STAGE – Scientists, Technologists and Artists Generating Exploration – will award the winning playwright a $10,000 cash prize and an opportunity to further develop their play.
For this, the 5th cycle of the competition, nearly 200 scripts from a dozen countries were submitted. The three plays chosen to vie for the top prize vary greatly in tone and subject matter.
Ear to the Edge of Time, by Alana Valentine, a playwright from Sydney, Australia, is as much about the fascinating machinations of astronomical physics as it is about the dilemmas, compromises, and culture that are part of scientific discovery. Sequence, by Arun Lakra, an eye surgeon and writer from Calgary, Canada, is a humorous and complicated exploration of the importance of order – in our genetic code, in chronology, and in our lives. The only American finalist, This Rough Magic, by New York advertising executive-turned-playwright Richard Manley, takes place in a foreseeable future, where the problems of overcoming loneliness and feeling unloved prevail, but technology provides solutions to those who can afford them.

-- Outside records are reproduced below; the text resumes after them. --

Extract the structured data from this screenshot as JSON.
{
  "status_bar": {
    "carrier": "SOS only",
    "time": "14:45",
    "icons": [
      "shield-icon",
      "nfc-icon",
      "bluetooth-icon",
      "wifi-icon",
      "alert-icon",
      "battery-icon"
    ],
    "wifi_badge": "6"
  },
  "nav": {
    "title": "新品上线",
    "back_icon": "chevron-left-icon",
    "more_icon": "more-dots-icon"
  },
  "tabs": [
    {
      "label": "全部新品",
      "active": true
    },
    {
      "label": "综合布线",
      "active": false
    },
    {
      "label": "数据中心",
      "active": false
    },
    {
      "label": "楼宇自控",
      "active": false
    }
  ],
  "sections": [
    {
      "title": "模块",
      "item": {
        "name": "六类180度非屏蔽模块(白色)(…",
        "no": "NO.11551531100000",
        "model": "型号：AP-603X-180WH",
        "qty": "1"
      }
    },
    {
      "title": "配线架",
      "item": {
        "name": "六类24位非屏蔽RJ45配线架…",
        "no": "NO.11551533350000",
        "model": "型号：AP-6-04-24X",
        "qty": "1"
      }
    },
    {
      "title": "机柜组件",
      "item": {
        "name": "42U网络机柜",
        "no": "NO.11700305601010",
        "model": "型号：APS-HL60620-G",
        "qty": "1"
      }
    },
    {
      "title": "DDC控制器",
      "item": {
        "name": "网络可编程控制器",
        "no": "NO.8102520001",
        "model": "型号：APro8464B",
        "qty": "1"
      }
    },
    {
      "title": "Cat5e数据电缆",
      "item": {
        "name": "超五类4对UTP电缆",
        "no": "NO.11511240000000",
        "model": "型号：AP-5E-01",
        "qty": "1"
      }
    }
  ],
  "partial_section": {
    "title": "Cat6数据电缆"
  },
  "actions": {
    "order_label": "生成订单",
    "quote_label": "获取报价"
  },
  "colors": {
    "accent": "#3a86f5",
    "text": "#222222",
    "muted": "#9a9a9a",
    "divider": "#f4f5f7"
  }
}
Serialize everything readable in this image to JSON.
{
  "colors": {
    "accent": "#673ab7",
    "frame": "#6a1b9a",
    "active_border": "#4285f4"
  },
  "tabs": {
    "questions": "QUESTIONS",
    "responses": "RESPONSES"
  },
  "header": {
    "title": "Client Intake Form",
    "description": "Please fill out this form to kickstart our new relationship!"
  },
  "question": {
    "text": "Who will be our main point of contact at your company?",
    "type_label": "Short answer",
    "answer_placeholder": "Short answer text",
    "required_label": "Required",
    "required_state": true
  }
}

On October 21, 2012, the winner will be awarded their cash prize in a ceremony in Dublin, the 2012 European City of Science. In tandem with the award ceremony, there will be a staged reading of the winning play performed by professional Irish actors at Dublin’s Samuel Beckett Theatre. The event locale was chosen as a result of a collaboration between STAGE and CRANN, the Centre for Research on Adaptive Nanostructures and Nanodevices (www.crann.tcd.ie), an internationally recognized institute for nanoscience research located at Trinity College Dublin.
BBC World Service Radio’s “Science in Action” program is currently doing a year-long series on the STAGE International Script Competition. The series began with the 5th cycle’s submission deadline of December 1, 2011, and will feature installments throughout the year, culminating in coverage of the Dublin award ceremony and play reading. The broadcasts may be heard HERE.
STAGE, a unique collaboration between the arts and sciences, is housed in the California NanoSystems Institute (CNSI), an esteemed science institute at the University of California, Santa Barbara. STAGE grew out of efforts to catalyze the development of theatre that depicts the technological age in which we live and to foster new and imaginative voices and methods of storytelling, as well as to promote understanding of the sciences in the public arena.